“First things first. We get you on your feet again,” Lucas said.
Jerking Wren forward, Lucas gripped the leash. “And you.”
As they walked through the phlegmy muck, Wren tried not to focus on the men howling and screaming like chimpanzees. She tried not to focus on the elderly who had come to die or beg for the devil to answer their prayers.
She focused on the men because she knew they were the only ones who could protect her. If she died down here, their backs would be the last things she saw.
“You’ll be fine. Just don’t fucking run,” Killian said.
“Where—?” As Vash turned to force her cheeks together, her voice cut short.
“I am dying with fever,” he said. “If I don’t find this doctor in the next six hours, I will die.”
Wren braced for his fist to hit her face, but when the blow never came, she weakly succumbed to the clutch of their hands again. “What does that have to do with me?” she asked.
“Please,” Vash muttered. “I’m doing something I would normally never do. I’m asking for your help.”
“Okay… I will help you,” she said.
Vash held his gut and walked toward a set of stairs. “I needed your DNA to make the correct serum. All of that was just destroyed,” he said.
“It’s not the girl’s fault,” Killian muttered. “Cassian did this to you.”
The name burned Wren’s tongue. Nearly folding forward, she gave a sharp cry. This seemed to please the alphas. They chuckled and moved her up the stairs with the leash.
“You know him,” she said.
Vash cocked his head. “He killed my father,” he grunted.
“Y-you’re…” Wren stumbled forward as they dragged her up the metal steps. “The devil who kept me... Who is he?”
“Walk.”
At the top of the stairs, there was a door that led into a narrow passageway. As they moved deeper inside, they came across a man dressed in the same garb as the specialists that raise her. Nodding toward the girl, he asked, “You’re carrying the omega around with you? Are you out of your mind?”

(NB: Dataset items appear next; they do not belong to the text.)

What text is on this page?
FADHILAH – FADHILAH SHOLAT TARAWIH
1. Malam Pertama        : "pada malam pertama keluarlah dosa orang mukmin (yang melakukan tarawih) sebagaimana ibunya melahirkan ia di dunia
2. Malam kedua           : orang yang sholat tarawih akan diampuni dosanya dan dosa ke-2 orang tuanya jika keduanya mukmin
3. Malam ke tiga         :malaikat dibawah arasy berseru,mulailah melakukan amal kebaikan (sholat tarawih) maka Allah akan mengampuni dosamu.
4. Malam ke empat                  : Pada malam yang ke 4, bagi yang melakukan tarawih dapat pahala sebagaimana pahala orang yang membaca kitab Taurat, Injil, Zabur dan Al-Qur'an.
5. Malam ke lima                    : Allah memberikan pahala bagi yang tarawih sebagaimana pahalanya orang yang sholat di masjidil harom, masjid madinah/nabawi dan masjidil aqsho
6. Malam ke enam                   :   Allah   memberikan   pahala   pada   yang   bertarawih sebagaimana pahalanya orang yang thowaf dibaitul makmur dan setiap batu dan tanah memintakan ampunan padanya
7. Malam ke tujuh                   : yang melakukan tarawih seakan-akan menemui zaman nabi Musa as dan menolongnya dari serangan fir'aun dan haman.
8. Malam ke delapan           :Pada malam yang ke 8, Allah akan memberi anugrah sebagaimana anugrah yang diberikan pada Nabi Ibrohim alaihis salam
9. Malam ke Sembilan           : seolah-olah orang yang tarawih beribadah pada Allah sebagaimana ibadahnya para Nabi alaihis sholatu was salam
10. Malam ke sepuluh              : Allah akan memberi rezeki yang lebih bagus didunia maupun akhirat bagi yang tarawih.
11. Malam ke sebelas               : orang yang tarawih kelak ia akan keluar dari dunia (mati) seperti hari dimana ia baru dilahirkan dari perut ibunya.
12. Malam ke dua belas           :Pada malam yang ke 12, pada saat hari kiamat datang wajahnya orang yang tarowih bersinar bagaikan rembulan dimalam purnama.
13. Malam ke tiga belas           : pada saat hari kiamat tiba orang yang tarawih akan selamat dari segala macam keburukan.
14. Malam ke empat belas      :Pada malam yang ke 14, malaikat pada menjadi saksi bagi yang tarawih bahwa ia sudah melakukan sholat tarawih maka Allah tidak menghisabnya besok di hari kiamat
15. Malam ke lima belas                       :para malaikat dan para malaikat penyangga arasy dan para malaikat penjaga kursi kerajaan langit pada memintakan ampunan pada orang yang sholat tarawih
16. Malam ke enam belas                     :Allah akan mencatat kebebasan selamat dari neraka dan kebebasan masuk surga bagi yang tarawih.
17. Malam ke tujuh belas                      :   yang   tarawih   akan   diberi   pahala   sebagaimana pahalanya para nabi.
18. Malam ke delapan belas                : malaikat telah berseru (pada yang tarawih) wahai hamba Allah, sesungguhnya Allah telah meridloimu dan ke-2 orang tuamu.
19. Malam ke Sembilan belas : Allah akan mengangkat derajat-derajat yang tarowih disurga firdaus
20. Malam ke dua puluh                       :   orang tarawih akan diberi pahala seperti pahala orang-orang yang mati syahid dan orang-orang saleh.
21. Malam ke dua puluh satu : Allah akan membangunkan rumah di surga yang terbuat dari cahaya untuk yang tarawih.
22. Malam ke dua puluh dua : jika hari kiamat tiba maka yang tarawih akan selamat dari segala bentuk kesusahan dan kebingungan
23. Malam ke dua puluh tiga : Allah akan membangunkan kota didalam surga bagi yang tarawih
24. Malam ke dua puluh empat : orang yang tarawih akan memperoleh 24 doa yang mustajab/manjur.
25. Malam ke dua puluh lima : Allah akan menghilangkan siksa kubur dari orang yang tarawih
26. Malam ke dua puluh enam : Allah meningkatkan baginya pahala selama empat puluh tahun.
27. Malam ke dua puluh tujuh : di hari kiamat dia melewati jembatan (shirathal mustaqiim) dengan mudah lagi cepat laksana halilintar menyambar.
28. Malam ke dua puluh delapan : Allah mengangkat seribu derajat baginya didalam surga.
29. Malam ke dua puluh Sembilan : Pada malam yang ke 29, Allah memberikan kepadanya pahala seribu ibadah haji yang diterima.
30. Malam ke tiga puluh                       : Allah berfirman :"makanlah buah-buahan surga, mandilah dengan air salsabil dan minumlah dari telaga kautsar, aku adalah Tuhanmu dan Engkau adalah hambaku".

“Our property. Our business,” Killian said.
“It’s worse than I thought,” Vash sneered.
Rolling up the front of his shirt, he showed the doctor his abdomen, now leaking infectious pus.
“The leader did this to you?”
Forcing Vash’s shirt back down, the doctor shoved him against the wall of the hallway. “If that beast fed you this parasite, I can’t be the one to help you.”
Both Killian and Lucas stepped forward. “Fix him, or we’ll fix you,” Killian said.
The doctor removed his hands from Vash’s trembling abdomen. “You know about his reputation,” he said.
“I was told you had the serum,” Vash barked. “If you’re going to waste my time, I’ll have the girl kill you instead.”
Wren blushed and cowered behind Killian’s massive calves. She held his hairy flesh, feeling dizzy again. Her medication. She wanted her sweet relief.
Glancing back at Vash’s wound and current state, the doctor held up a small box. Kneeling, he set the box on the musty concrete and touched a translucent button. The center opened into an oval shape.
“The parasite takes two weeks to conform to your nervous system. I can make the antibiotics necessary to kill it, but you ought to have the samples you were told to bring.
Vash’s heart sank. There was no way he could give him what he asked for. Not now. Cassian’s men wouldn’t avoid the pipes for long. They couldn’t wait for the samples to get analyzed and copied.